ChemConnect, established five years ago, launched full-scale operations of the World Chemical Exchange last year. Within one year, 4,000 companies, including 20 of the top 26 chemicals firms, joined the market, making it the largest of its kind in the world. Analysts believe 20% of all transactions in the 180 trillion yen global chemicals market will be conducted online in four or five years. ChemConnect, which currently handles 20 billion yen worth of transactions a year, is expected to be a leading player.

In the U.S., the proliferation of such markets has led to the destruction of sellers' pricing power. The exchanges enable buyers to quickly and easily compare products and prices, putting them in a superior bargaining position. This transparency eventually leads to cutthroat pricing. In the U.S., where markets were generally open to competition before the development of online exchanges, prices have dropped by 10-20%. Prices, which vary depending on time lags or regional differences, have started to converge into one.

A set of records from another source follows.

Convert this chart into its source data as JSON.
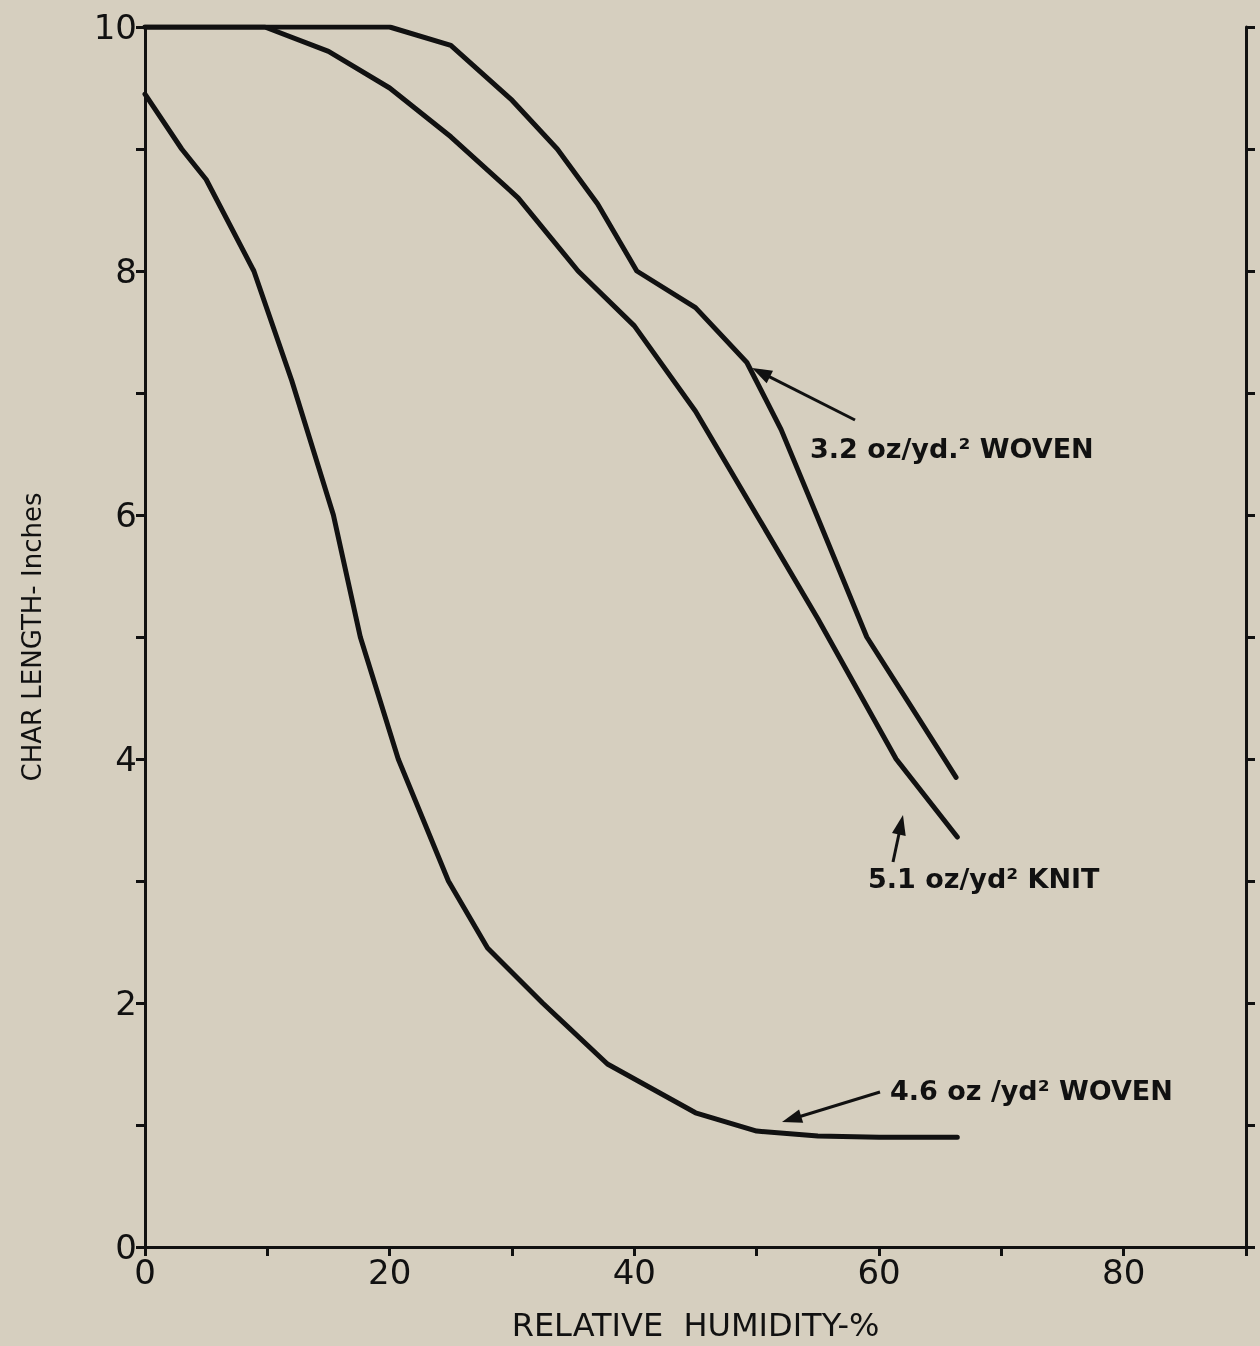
{
  "chart_data": {
    "type": "line",
    "xlabel": "RELATIVE  HUMIDITY-%",
    "ylabel": "CHAR LENGTH- Inches",
    "xlim": [
      0,
      90
    ],
    "ylim": [
      0,
      10
    ],
    "xticks": [
      0,
      {
        "value": 10,
        "label": null
      },
      20,
      {
        "value": 30,
        "label": null
      },
      40,
      {
        "value": 50,
        "label": null
      },
      60,
      {
        "value": 70,
        "label": null
      },
      80,
      {
        "value": 90,
        "label": null
      }
    ],
    "yticks": [
      0,
      {
        "value": 1,
        "label": null
      },
      2,
      {
        "value": 3,
        "label": null
      },
      4,
      {
        "value": 5,
        "label": null
      },
      6,
      {
        "value": 7,
        "label": null
      },
      8,
      {
        "value": 9,
        "label": null
      },
      10
    ],
    "grid": false,
    "marker": "none",
    "line_style": "solid",
    "series": [
      {
        "color": "#111111",
        "x": [
          0,
          10,
          20,
          25,
          30,
          33.7,
          37,
          40.2,
          45,
          49.2,
          52,
          54.9,
          59,
          62.5,
          66.3
        ],
        "values": [
          10,
          10,
          10,
          9.85,
          9.4,
          9,
          8.55,
          8,
          7.7,
          7.25,
          6.7,
          6,
          5,
          4.45,
          3.85
        ]
      },
      {
        "color": "#111111",
        "x": [
          0,
          9.8,
          15,
          20,
          25,
          30.5,
          35.4,
          40,
          45,
          50,
          55,
          61.4,
          66.4
        ],
        "values": [
          10,
          10,
          9.8,
          9.5,
          9.1,
          8.6,
          8,
          7.55,
          6.85,
          6,
          5.15,
          4,
          3.36
        ]
      },
      {
        "color": "#111111",
        "x": [
          0,
          3,
          5,
          8.9,
          12,
          15.4,
          17.6,
          20.7,
          24.8,
          28,
          32.5,
          37.8,
          45,
          50,
          55,
          60,
          66.4
        ],
        "values": [
          9.45,
          9,
          8.75,
          8,
          7.1,
          6,
          5,
          4,
          3,
          2.45,
          2,
          1.5,
          1.1,
          0.95,
          0.91,
          0.9,
          0.9
        ]
      }
    ],
    "annotations": [
      "3.2 oz/yd.² WOVEN",
      "5.1 oz/yd² KNIT",
      "4.6 oz /yd² WOVEN"
    ]
  }
}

The pricing revolution will have an even greater impact on Japanese industry because of the unique domestic practice of deciding on prices after delivery, usually at the end of the fiscal year. Under the system, sellers give rebates to troubled buyers to help them avoid reporting losses, in exchange for customer loyalty.

This is a long-established tradition in many industries. The very existence of most car dealerships depends on receiving rebates from automakers. The oil industry has been slowly abandoning the practice after suffering a prolonged price war in gasoline supply. Food processors have also begun reducing the amounts paid to wholesalers.

Net transactions are the direct antithesis of this cozy arrangement. They make everything extremely open and aboveboard, and permit no secret deals.

Moreover, the Internet is linking people, money and information around the globe, supplying not only more efficient and cheaper methods of procurement but also financing and information about manpower and logistics.

Industries such as steel, chemicals and construction materials want to launch cyber markets that do not interfere with traditional Japanese practices. But such marts can not be successful because they will only be domestic in scope.

Web exchanges bring together buyers and sellers from all over the world, and local companies can easily buy products from overseas suppliers if Japanese firms do not offer competitive prices. They will transform the way business is done in Japan, probably leading to lower prices, higher productivity and reduced labor costs.